A FORMER senator, assistant defense secretary and secretary of the navy said on Thursday the Philippines and the United States must work together to resist any notion that “economic growth justifies territorial expansion,” referring to Beijing’s moves in the South China Sea (SCS).
Speaking before the Rotary Club of Manila, ex-Sen. James H. Webb Jr. said “it’s necessary to confront this kind of aggression or it will grow,” referring to last week’s harassment by Chinese warships of a US Navy vessel in the SCS.
According to a Bloomberg report, the US accused China’s navy of “unsafe and unprofessional” conduct near an occupied reef in the South China Sea after a Chinese destroyer maneuvered near the bow of the USS Decatur, an Aegis-class destroyer based in San Diego.
“Territorial expansion is not a natural result of economic growth,” the highly decorated Vietnam War veteran said, adding the US has shown that over and over again since World War II, “it has been a stabilizing force out here.”
Webb said that, despite the criticisms that the US did not do much in the past to stop China’s moves in the South China Sea, which it claims in near entirety despite the claims by five nations including the Philippines, “it’s still the only deterrent to expansion in the region.”
Replying to a question from the audience after his talk, Webb conceded that, indeed, Washington has been criticized for seeming to have taken too long to move decisively to stop the incremental Chinese military buildup since it started setting up in the mid-1990s so-called fishermen’s shelters that became the nucleus of a now-sprawling regime of
reclaimed islands sitting alongside reefs and shoals that are within the exclusive economic zone of other countries such as the Philippines.
But, Webb stressed he was among the first to issue warnings in Washington about the apparent Chinese buildup, adding that in this, his prime Filipino counterpart was the late lawmaker and national security expert Roilo Golez, like him a graduate of the US naval academy.
Citing the long historical relations between the Philippines and the US, Webb cited the vital need “for us to continue to keep these relations in order to help our stability in this part of the world.”
“Since World War II, the most vital stabilizing factor in this part of the world has been the willingness of the US to provide that stability as a counterpoint, whatever happens to the rest of the power competition in the region,” the former senator from Virginia added.
The competition Webb was referring to is the “geographic and strategic interests of Russia, Japan and China intersecting” in East Asia, at the Korean Peninsula.
They tend to look South, meaning, the fast-growing region of Southeast Asia, where four Asean members (the Philippines, Brunei Darussalam, Vietnam and Malaysia) have claims in the SCS.
“You can see it in history, over and over again, it’s a cycle of power dominance,” he noted.

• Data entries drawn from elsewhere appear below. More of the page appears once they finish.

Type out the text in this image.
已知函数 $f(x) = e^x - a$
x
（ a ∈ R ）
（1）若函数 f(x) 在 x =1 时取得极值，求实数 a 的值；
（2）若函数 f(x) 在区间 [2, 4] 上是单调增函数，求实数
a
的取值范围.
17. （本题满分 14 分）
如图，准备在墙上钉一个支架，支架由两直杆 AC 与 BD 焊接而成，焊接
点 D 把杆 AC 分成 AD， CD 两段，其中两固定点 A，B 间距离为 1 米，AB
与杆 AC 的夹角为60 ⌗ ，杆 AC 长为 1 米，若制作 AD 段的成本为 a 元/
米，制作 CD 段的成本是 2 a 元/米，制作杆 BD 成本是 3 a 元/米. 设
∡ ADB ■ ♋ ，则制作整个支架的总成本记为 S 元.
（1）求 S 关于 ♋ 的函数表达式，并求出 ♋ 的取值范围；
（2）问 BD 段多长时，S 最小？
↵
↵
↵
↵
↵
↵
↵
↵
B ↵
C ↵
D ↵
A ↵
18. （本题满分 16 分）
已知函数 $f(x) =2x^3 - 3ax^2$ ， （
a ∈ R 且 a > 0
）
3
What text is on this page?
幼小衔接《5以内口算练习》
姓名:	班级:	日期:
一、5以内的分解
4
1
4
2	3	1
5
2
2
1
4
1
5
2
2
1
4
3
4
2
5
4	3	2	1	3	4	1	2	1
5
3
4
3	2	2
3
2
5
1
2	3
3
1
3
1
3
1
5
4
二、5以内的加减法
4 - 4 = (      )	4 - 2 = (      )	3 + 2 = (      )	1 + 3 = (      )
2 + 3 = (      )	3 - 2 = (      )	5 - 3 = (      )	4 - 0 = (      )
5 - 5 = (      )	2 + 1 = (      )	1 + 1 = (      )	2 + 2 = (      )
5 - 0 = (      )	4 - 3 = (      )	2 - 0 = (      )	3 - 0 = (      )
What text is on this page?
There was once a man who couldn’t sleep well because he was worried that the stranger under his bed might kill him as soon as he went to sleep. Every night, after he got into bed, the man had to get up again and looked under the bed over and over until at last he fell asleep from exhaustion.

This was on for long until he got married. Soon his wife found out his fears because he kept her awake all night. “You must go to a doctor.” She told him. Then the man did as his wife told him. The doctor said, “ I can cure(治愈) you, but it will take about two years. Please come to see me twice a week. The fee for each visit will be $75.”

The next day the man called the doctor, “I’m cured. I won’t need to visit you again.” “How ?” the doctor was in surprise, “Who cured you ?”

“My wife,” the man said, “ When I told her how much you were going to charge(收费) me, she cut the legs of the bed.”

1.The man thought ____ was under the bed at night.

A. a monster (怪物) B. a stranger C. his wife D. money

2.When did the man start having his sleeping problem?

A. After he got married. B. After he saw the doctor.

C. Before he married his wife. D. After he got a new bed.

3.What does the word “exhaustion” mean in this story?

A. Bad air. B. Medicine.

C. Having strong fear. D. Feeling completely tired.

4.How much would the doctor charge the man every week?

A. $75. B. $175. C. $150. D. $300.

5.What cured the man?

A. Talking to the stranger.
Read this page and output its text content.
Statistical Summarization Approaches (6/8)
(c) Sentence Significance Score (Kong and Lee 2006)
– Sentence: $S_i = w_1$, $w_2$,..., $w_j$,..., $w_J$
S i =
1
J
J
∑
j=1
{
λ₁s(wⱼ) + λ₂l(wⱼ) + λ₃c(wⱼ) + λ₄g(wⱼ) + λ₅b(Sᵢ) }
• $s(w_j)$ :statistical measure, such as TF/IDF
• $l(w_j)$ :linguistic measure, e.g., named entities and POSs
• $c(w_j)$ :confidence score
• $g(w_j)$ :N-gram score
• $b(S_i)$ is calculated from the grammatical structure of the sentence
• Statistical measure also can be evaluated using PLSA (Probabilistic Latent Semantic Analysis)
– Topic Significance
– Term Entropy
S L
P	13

He said in 1987 the Soviet Union was in the SCS. In 1997 the former USSR “was in decline and the Chinese were on the move.”
He recalled how, during a dialogue with fellow Annapolis alumnus and his good friend Golez, the duo determined—looking at a map of the region—“how the Chinese had decided that if they erected tents as protective cover for Chinese fishing boats, they will justify taking control of some parts of the Spratly islands.”
“Over the last 20 years, you can look at the Spratlys, you can look at the Paracels at the coast of Vietnam and you can even look at the Senkaku [Diaoyu in Chinese], island between Taiwan and Okinawa and see the same pattern.”
Since 20 years ago, Webb, the author of 10 books that include six best-selling novels, notably Fields of Fire, said that China had been adopting the “salami” tactics of careful slicing of islands and moving forward.
Alarmed by these developments, he said that in 2012, while he was still a member of the Senate, “China had created a new prefecture, Sansha, that reports directly to Beijing.”
He said from then on, China had claimed the SCS as “its territory, over 2 million square kilometers of the sea, [actually it’s 3 million sq km ] in the SCS all the way down to Singapore.” This claimed territory is the so-called nine-dash line, which has been declared illegal, in a historic decision, by the International Tribunal in The Hague.
He said the near-miss confrontation between a Chinese warship and an American vessel conducting freedom of navigation operations (Fonop) in international waters could be likened to international aggression.